In what was termed as a ‘workplace accident’, Chinese vessel Long Xing 629 has reported the death of an Indonesian crew member, on Tuesday, 11th Aug 2020. The death took place onboard the fishing ship while it was sailing off the coast of Peru.
The Indonesian Foreign Ministry spokesperson, Dr Teuku Faizasyah has confirmed the demise of the seafarer. In his address, he also added that the Indonesian Embassy at Lima would be asked for information regarding the event.
The first news of the seafarer’s death was received by the SSPI or Indonesian Fishery Works Union. Ari Purbayo was intimated by a former worker at the Long Xing 629. The ship’s captain has also claimed that it was an accident that occurred onboard.
This isn’t the first time that the fishing ship has come under the radar of authorities. Earlier this year on February, 4 Indonesian crew members were reported dead with 3 of those bodies dumped overboard prior to disembarking at South Korea.

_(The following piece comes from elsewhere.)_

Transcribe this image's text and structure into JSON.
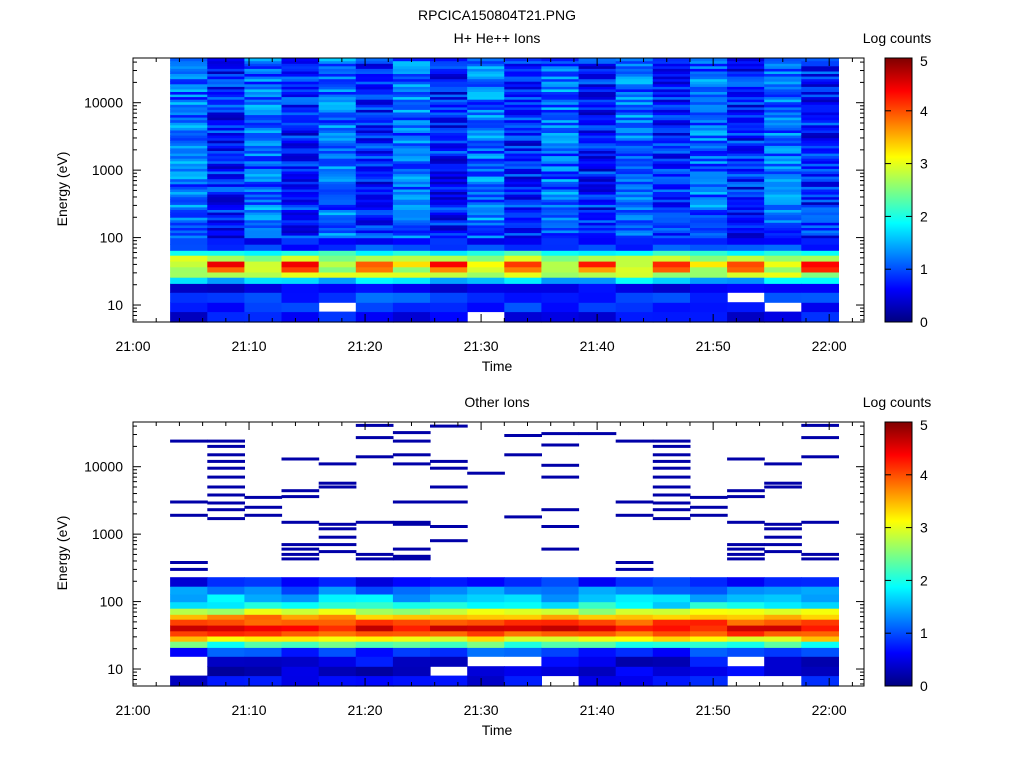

Videos emerged showing crew members dumping what seemed to be wrapped bodies, into the sea. The rest of the Indonesian fishermen who survived are still yet to be paid wages for the voyage. The survivors also complained of physical abuse and bad working conditions that they were made to go through.
Another set of crew members from a contract made two years ago, too await their wages of about US$7,000 each. The seafarers were repatriated in May but have still not gotten their payment. 14 of the crew members, by the advice of the lawyers, refused to take a payment of US$4,300 from their recruiting agency, last week.
According to Rizky Fauzan Alvian, who was senior crew member, the Long Xing 629 would haul about 500 tonnes of tuna each day, a quantity worth US$4,300 in the market.
They spoke about the adverse conditions of food, water and 18 hours of work daily. Complaints regarding physical abuse by their Chinese crew members also surfaced.
No comment has been forthcoming from the owner of the ship, Dalian Ocean Fishing, regarding the matter.